Hydro-Québec a octroyé de nombreux contrats sans appel d'offres

Puisque l'on parle de transparence, essayons d'examiner la gestion de notre fleuron étatique : Hydro-Québec.

Ils semblent qu’il y a beaucoup de contrats accordés gré à gré, après on se demande pourquoi le vérificateur général n’a pas eu d’invitation.

Un petit détail, je crois que c’est encore le peuple qui en est propriétaire, mais dîtes-vous dans une province la plus corrompue de l’Amérique du Nord.

Hydro-Québec et transparence ne sont pas des synonymes


Extrait de : Hydro-Québec a octroyé de nombreux contrats sans appel d'offres, Radio-Canada, 7 décembre 2011

Exclusif - La vaste majorité des contrats octroyés par Hydro-Québec pour le fonctionnement de la centrale nucléaire de Gentilly-2 entre 2000 et 2010 l'ont été sans appel d'offres.

C'est ce qui ressort d'une compilation des contrats effectuée par Radio-Canada, qui met aussi en relief d'importants écarts entre la valeur des contrats à l'attribution et les montants versés par Hydro-Québec.

Sur les 291 contrats recensés, la majorité, 61 %, ont été octroyés de gré à gré, c'est-à-dire en négociant directement avec le fournisseur.

Trente pour cent de ces contrats ont été octroyés à la suite d'appels d'offres restreints, c'est-à-dire auprès d'un petit nombre de fournisseurs. Hydro-Québec a notamment eu recours à ce mode d'attribution pour la construction d'armoires de rangement, pour le pavage d'une voie d'accès et pour le déneigement du terrain de la centrale.

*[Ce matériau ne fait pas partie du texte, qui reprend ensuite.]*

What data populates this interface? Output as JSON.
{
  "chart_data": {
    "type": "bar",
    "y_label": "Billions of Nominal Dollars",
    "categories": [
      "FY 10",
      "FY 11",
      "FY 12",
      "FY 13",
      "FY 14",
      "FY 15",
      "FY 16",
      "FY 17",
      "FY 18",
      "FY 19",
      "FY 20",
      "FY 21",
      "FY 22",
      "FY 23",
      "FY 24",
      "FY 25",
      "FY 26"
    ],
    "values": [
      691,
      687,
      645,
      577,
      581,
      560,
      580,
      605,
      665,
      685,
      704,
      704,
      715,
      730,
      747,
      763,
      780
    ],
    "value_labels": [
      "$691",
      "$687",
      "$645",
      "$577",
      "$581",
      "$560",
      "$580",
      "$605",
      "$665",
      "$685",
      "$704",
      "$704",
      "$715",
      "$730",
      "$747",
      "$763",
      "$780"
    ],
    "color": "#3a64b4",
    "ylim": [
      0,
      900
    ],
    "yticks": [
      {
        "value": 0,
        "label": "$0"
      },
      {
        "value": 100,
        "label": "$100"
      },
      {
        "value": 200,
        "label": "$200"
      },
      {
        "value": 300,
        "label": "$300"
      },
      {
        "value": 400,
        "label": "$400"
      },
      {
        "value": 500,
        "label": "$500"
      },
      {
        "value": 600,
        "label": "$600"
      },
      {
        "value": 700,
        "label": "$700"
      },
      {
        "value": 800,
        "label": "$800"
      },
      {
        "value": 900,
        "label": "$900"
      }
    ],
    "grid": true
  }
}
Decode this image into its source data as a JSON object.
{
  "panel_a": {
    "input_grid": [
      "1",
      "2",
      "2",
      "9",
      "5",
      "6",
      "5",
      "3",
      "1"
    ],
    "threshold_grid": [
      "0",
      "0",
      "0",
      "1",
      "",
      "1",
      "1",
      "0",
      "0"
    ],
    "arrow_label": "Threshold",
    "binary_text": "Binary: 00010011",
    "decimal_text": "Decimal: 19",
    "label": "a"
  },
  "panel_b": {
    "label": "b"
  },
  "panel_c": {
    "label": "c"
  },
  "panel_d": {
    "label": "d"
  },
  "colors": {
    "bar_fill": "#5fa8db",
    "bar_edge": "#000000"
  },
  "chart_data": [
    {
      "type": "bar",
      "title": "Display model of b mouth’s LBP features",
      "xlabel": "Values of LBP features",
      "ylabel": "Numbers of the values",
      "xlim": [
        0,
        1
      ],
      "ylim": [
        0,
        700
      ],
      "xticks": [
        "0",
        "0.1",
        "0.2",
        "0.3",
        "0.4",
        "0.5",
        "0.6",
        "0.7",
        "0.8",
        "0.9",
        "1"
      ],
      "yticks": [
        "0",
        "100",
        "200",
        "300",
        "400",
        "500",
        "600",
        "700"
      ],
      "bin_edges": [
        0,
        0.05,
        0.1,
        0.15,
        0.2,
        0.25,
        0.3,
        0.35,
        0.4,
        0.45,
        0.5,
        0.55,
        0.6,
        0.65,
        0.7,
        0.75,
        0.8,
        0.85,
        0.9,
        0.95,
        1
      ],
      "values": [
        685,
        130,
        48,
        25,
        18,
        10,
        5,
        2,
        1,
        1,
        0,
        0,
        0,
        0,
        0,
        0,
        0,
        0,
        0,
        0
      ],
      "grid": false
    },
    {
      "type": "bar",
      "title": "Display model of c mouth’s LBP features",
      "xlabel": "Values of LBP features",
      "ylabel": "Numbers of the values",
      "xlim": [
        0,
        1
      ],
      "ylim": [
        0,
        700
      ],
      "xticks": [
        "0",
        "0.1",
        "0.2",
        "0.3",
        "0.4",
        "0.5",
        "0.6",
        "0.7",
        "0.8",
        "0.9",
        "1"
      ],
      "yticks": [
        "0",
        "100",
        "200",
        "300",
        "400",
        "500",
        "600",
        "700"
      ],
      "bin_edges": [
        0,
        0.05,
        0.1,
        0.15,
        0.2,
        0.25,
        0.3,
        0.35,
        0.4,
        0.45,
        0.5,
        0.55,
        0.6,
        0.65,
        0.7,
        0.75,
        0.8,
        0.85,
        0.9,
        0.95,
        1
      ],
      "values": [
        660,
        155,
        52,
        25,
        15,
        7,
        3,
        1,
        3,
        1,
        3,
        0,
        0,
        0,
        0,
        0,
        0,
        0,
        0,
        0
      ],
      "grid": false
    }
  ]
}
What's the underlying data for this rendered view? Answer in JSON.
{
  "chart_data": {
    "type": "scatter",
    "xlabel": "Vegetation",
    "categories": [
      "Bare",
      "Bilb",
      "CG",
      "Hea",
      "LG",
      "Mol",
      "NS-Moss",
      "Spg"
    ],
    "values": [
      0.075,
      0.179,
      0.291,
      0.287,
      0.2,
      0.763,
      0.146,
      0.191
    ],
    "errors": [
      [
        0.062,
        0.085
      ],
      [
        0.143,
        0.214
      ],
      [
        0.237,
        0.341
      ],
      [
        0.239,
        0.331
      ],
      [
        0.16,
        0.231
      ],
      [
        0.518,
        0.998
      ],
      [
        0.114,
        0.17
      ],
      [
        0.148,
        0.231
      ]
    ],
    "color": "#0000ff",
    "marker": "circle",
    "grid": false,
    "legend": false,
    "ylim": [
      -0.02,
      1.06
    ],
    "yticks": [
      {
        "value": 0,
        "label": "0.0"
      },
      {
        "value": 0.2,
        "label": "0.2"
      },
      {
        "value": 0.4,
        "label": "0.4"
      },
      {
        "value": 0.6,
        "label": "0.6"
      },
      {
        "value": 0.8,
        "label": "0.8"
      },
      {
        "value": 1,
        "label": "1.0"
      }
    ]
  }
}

« Il peut y avoir des raisons qui justifient qu'on procède au gré au gré, mais quand ça devient la majorité des contrats, il y a un problème avec le système d'appel d'offres », affirme Éric Montpetit, professeur d'administration publique à Université de Montréal.

Hydro-Québec défend sa politique d'acquisition

« On est dans le domaine du nucléaire. C'est tout à fait normal, on fait affaire avec des expertises spécialisées », explique la porte-parole d'Hydro-Québec, Marie-Hélène Deveault.

Un professeur de génie nucléaire de l'École polytechnique de Montréal, Guy Marleau, exprime quant à lui des réserves. « Le nucléaire pourrait avoir le dos large pour une partie des contrats qui ont été négociés, entre autres tous les contrats d'entretien de la centrale », dit-il.

Un écart de 19 % existe en moyenne entre la valeur des contrats à l'attribution et le montant versé par Hydro-Québec, mais certains écarts sont plus importants. Ainsi, un contrat pour la fourniture de disjoncteurs est passé de 223 000 $ à 668 000 $.

Hydro-Québec a aussi déboursé 4,3 millions de dollars pour un contrat de pavage initialement évalué à moins de 3 millions de dollars. « Ce sont des écarts, mais pas nécessairement des dépassements de coûts », soutient Marie-Hélène Deveault.

Hydro-Québec soutient que les contrats ont été simplement bonifiés, mais les experts consultés émettent des réserves. Ils voudraient qu'Hydro-Québec donne plus de détails.

« C'est impossible de se faire une idée sur la base du peu d'information qui est disponible. Même en étant un spécialiste du nucléaire, il y a un certain nombre de coûts que je ne pourrais pas expliquer », déplore Guy Marleau.

Hydro-Québec soutient que l'octroi des contrats pour la centrale nucléaire de Gentilly-2 est strictement encadré et fait l'objet d'un suivi rigoureux, mais il refuse de dévoiler le contenu de ces contrats.